Now, this doesn't meet your criteria of low and wide. Sorry. How long do you need the water at 200F? Because, to me that says EFFING HUGE picnic cooler. Dump in boiling water, mix in your dye and fixer (vinegar, right?) and slap on the lid. Yes, the plastic will take on dye, but who cares? The temperature of the water will drop roughly 30 degrees, but the cooler will hold it there for close to an hour. When I brew, I boil a bunch of water and then dump it into a picnic cooler full of grain. My goal is to keep it at 170-180F for 45 minutes, and the cooler does this quite well. If you can stand to wait until the last week of August to make the purchase, even better because sporting goods, hardware and big box stores want the coolers gone because they're huge and take up a ton of perfectly good floor space that could be used for Christmas decorations that need to be up the day after labor day.
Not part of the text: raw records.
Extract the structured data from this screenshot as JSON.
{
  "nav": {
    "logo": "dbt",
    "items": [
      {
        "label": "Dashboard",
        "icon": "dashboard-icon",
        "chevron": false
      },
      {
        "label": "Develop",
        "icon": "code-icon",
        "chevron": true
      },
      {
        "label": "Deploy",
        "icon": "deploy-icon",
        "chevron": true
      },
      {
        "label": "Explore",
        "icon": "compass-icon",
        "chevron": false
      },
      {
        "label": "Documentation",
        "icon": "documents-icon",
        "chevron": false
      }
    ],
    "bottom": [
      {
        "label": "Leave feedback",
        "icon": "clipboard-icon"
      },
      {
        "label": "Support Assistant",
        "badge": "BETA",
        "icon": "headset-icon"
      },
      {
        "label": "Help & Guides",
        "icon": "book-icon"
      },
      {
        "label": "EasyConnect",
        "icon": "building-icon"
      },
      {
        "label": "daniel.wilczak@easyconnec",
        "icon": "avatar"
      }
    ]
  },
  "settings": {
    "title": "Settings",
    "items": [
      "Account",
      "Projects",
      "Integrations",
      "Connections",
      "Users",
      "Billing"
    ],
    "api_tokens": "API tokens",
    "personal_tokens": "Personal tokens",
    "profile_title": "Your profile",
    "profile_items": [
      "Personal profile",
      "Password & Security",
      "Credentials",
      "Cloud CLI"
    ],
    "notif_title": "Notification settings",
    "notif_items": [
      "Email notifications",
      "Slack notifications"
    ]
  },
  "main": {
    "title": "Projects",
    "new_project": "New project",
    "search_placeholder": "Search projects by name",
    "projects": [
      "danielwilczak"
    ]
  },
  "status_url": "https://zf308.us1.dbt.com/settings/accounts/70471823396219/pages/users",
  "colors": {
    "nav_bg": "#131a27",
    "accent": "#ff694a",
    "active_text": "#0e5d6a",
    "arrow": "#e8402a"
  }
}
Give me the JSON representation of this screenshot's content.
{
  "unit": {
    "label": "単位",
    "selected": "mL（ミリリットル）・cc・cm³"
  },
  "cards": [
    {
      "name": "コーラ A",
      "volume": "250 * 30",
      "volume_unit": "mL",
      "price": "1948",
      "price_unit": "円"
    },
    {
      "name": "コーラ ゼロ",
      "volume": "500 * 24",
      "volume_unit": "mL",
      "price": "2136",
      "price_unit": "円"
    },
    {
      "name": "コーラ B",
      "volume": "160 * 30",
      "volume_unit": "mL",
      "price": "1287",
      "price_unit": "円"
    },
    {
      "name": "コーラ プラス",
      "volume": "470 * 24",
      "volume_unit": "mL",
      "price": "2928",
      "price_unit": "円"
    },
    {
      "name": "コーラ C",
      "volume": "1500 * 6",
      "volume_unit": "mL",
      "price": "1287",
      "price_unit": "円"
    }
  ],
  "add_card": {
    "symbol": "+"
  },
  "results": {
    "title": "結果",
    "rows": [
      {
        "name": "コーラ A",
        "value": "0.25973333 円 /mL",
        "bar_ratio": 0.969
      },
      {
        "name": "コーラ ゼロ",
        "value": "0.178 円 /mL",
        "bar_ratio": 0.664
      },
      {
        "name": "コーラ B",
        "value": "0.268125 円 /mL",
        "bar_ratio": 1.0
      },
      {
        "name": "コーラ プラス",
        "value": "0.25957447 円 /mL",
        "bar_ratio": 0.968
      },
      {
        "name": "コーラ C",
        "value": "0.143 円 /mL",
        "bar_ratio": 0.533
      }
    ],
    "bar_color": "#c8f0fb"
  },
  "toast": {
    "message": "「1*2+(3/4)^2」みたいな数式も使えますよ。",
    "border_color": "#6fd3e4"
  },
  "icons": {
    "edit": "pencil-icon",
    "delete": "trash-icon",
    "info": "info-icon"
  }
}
In fact, you could probably pick up a propane turkey frying rig, the 40 quart pot from the brewing company and a cooler for under $250 and you can boil the water with a propane fueled jet engine out of your kitchen and drain it via the valve into the cooler. What do you think?
posted by plinth at 5:43 PM on July 18, 2012 [1 favorite]


Good call re: aluminum anything being bad. I really need the low and wide shape because of my dye process. The restaurant supply idea is interesting. It looks like a large food warmer might be an option.
posted by amber_dale at 7:30 AM on July 19, 2012


You might be able to get a food warmer used, which would be less expensive. I believe there are places that specialize in used restaurant equipment.